Section 956 requires the SEC and other regulators to adopt rules to require each covered financial institution to disclose to the appropriate federal regulator the structures of all incentive-based compensation arrangements offered by those institutions in sufficient detail to allow the regulator to determine whether the compensation structure provides "excessive compensation" to an executive officer, employee, director or principal shareholder or could lead to material financial loss to the institution. The Section also requires these regulators to jointly prescribe regulations that prohibit any types of incentive-based payment arrangements that the regulators determine either encourage inappropriate risks by the institutions by providing an executive officer, employee, director or principal shareholder with excessive compensation or could lead to material financial loss to the institution.

The proposed rules would mandate the following:

  • Require the covered financial institutions to file reports annually with the SEC related to incentive-based compensation (apparently only to the regulator, not to the public)
    • The required annual report must describe the specific reasons "why the firm believes the structure of its incentive-based compensation arrangement will help prevent it from suffering a material financial loss or does not provide covered persons with excessive compensation"
    • Prohibit incentive-based compensation arrangements at financial institutions that encourage inappropriate risk taking by providing excessive compensation or that could lead to material financial loss to the firm
      • According to the press release, the incentive-based compensation arrangements would be deemed to encourage inappropriate risks unless the incentive-based compensation arrangements met certain standards drawn from those established in prior legislation and from guidance published by bank regulators last July
        • At the meeting, the SEC staff noted that these standards would include generally whether there is a balance of risk and reward, whether the compensation is compatible with effective controls and risk management and whether it is supported by strong corporate governance
        • For financial institutions with $50 billion or more in assets, the proposal would also require deferral of incentive-based compensation of executive officers and board approval of the compensation of those persons within a firm whose job functions give them the ability to expose the firm to a substantial amount of risk (i.e., not just executives)
          • At least 50% of incentive compensation payable to executives would be deferred over three years, payable not faster than pro rata, and subject to clawback for losses incurred by the institution after the compensation was initially awarded
            • The board or a board committee would also be required to identify employees who "individually have the ability to expose the firm to possible losses that are substantial in relation to the institution's size, capital or overall risk tolerance," and approve the incentive compensation for each of those individuals
            • Require the financial institutions to develop policies and procedures to ensure and monitor compliance with the requirements related to incentive-based compensation
              • Policies and procedures should provide that risk management personnel have an integral role in compensation

The SEC recognized that there were a number of challenges inherent in implementing the Congressional mandate and reiterated the desire for comments on the proposal, especially with regard to potential unintended consequences.
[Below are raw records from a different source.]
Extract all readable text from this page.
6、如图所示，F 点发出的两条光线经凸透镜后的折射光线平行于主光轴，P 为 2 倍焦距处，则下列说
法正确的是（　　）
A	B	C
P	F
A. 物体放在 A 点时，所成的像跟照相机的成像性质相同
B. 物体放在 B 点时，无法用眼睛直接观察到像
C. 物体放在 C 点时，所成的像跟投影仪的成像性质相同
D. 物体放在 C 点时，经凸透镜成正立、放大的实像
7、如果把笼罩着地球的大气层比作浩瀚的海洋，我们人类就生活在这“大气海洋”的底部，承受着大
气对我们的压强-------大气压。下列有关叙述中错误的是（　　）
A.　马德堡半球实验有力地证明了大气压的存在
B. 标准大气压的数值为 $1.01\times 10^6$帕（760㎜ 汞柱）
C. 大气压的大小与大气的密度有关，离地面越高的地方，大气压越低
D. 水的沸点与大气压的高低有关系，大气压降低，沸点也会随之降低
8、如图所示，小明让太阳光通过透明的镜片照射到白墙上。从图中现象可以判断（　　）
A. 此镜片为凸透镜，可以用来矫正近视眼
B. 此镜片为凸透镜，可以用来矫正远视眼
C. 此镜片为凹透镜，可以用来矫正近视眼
The two dissenters were obviously not keen on having regulators micro-manage incentive compensation. Commissioner Casey dissented primarily because she believed that the proposal's prescriptive approach was not necessary and removed important decision-making authority from those who, she argued, were in a better position to make those decisions. Commissioner Paredes objected primarily to the proposed rules applicable to institutions with $50 billion or more in assets, contending that the SEC was not in a position to dictate rules that should apply generally across the board and that did not take individual differences into account, that the rules could make it difficult for larger institutions to recruit and that the rules could discourage even prudent risk taking.